Blueprint Medicines is developing BLU-285, which continues the strategy of targeting a subset of mutations, primarily Exon 17 KIT mutations which are common in later-stage GIST and a PDGFRα mutation (D842V) that causes GIST in a small fraction of patients.
But clearly for GIST, targeted therapies, once perceived as a ‘smart bomb’, ultimately fail because they were specifically designed to address a single mutation, or subset of mutations, while cancer cells are known to constantly mutate in an effort to evade inhibition. As a result, targeted therapies do not provide the breadth of mutational inhibition necessary to overcome treatment resistance and outsmart these constantly morphing cancer cells.
GIST, in particular, demands a broader approach because these tumors are so facile in developing mutations.
A Different Approach
In order to overcome the perennial challenge of treatment resistance in cancers like GIST, one drug developer is evaluating a different approach.
Deciphera Pharmaceuticals, a clinical stage biopharmaceutical company, is developing a new anticancer treatment that is still targeted, but designed to act more like a multiple-warhead missile than a smartbomb – hitting multiple mutations in the target protein simultaneously. This broad activity has the potential to address the full spectrum of KIT and PDGFRα mutations known to be active in GIST, with the goal of transforming GIST treatment at all stages of this disease. DCC-2618 has shown promising activity in heavily pretreated late-stage GIST patients in a Phase 1 study.

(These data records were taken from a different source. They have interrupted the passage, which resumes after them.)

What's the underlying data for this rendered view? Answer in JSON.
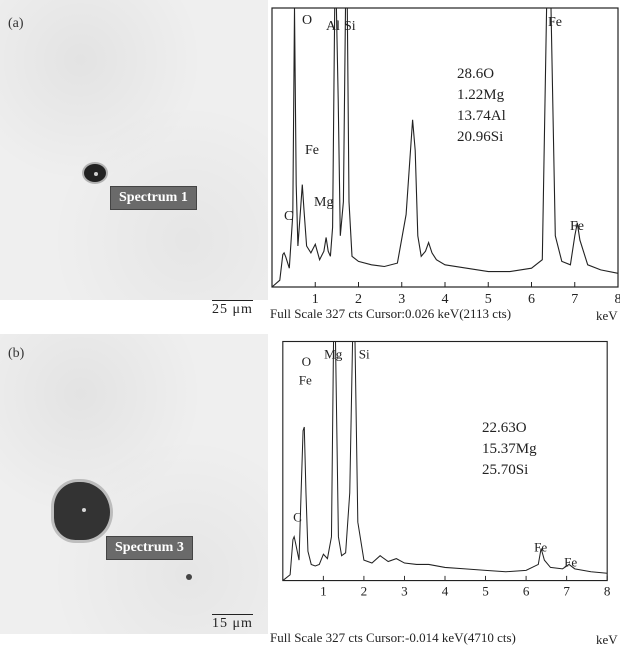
{
  "panels": [
    {
      "label": "(a)",
      "spectrum_tag": "Spectrum 1",
      "scale_bar": "25 μm",
      "footer": "Full Scale 327 cts Cursor:0.026 keV(2113 cts)",
      "unit": "keV",
      "composition": [
        "28.6O",
        "1.22Mg",
        "13.74Al",
        "20.96Si"
      ]
    },
    {
      "label": "(b)",
      "spectrum_tag": "Spectrum 3",
      "scale_bar": "15 μm",
      "footer": "Full Scale 327 cts Cursor:-0.014 keV(4710 cts)",
      "unit": "keV",
      "composition": [
        "22.63O",
        "15.37Mg",
        "25.70Si"
      ]
    }
  ],
  "chart_data": [
    {
      "type": "line",
      "xlim": [
        0,
        8
      ],
      "ylim": [
        0,
        327
      ],
      "x_ticks": [
        "1",
        "2",
        "3",
        "4",
        "5",
        "6",
        "7",
        "8"
      ],
      "x": [
        0.0,
        0.18,
        0.25,
        0.28,
        0.32,
        0.4,
        0.48,
        0.52,
        0.56,
        0.6,
        0.66,
        0.7,
        0.74,
        0.8,
        0.9,
        1.0,
        1.1,
        1.2,
        1.25,
        1.3,
        1.35,
        1.4,
        1.45,
        1.49,
        1.53,
        1.58,
        1.65,
        1.7,
        1.74,
        1.78,
        1.85,
        2.0,
        2.3,
        2.6,
        2.9,
        3.1,
        3.25,
        3.31,
        3.37,
        3.45,
        3.55,
        3.62,
        3.7,
        3.8,
        4.0,
        4.5,
        5.0,
        5.5,
        6.0,
        6.25,
        6.35,
        6.4,
        6.45,
        6.55,
        6.7,
        6.9,
        7.0,
        7.06,
        7.12,
        7.3,
        7.6,
        8.0
      ],
      "values": [
        0,
        8,
        38,
        40,
        35,
        22,
        85,
        327,
        120,
        48,
        90,
        120,
        90,
        48,
        40,
        50,
        32,
        42,
        58,
        42,
        36,
        70,
        327,
        327,
        220,
        60,
        100,
        327,
        327,
        100,
        36,
        30,
        26,
        24,
        28,
        85,
        196,
        160,
        60,
        36,
        42,
        52,
        40,
        32,
        26,
        22,
        18,
        18,
        22,
        32,
        327,
        327,
        327,
        60,
        30,
        26,
        60,
        75,
        55,
        26,
        20,
        16
      ]
    },
    {
      "type": "line",
      "xlim": [
        0,
        8
      ],
      "ylim": [
        0,
        327
      ],
      "x_ticks": [
        "1",
        "2",
        "3",
        "4",
        "5",
        "6",
        "7",
        "8"
      ],
      "x": [
        0.0,
        0.18,
        0.25,
        0.28,
        0.32,
        0.4,
        0.45,
        0.5,
        0.53,
        0.57,
        0.62,
        0.7,
        0.8,
        0.9,
        1.0,
        1.1,
        1.2,
        1.25,
        1.3,
        1.37,
        1.45,
        1.55,
        1.65,
        1.72,
        1.78,
        1.85,
        2.0,
        2.2,
        2.4,
        2.6,
        2.8,
        3.0,
        3.3,
        3.6,
        4.0,
        4.5,
        5.0,
        5.5,
        6.0,
        6.3,
        6.37,
        6.45,
        6.6,
        6.9,
        7.06,
        7.2,
        7.6,
        8.0
      ],
      "values": [
        0,
        8,
        56,
        60,
        50,
        28,
        120,
        205,
        210,
        120,
        40,
        22,
        20,
        22,
        36,
        30,
        60,
        327,
        327,
        60,
        34,
        38,
        120,
        327,
        327,
        80,
        28,
        24,
        34,
        26,
        30,
        24,
        22,
        22,
        18,
        16,
        14,
        12,
        14,
        22,
        44,
        28,
        18,
        16,
        22,
        16,
        12,
        10
      ]
    }
  ],
  "peak_labels": [
    [
      "O",
      "Al",
      "Si",
      "Fe",
      "Fe",
      "Mg",
      "C",
      "Fe"
    ],
    [
      "O",
      "Fe",
      "Mg",
      "Si",
      "C",
      "Fe",
      "Fe"
    ]
  ]
}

Deciphera is committed to providing novel broadly acting therapies like DCC-2618 to cancer patients as quickly as possible. The Company recently initiated a Phase 3 pivotal trial with this pan-KIT and PDGFRα kinase inhibitor in fourth-line GIST patients, who have no approved treatment option. If successful, this study is intended to serve as the basis for regulatory approval in this patient population providing an important new option.
Dr. Taylor is President and CEO of Deciphera Pharmaceuticals. Prior to joining Deciphera, Dr. Taylor held senior leadership positions at Ensemble Therapeutics, Pfizer Inc. and Warner-Lambert/Parke-Davis.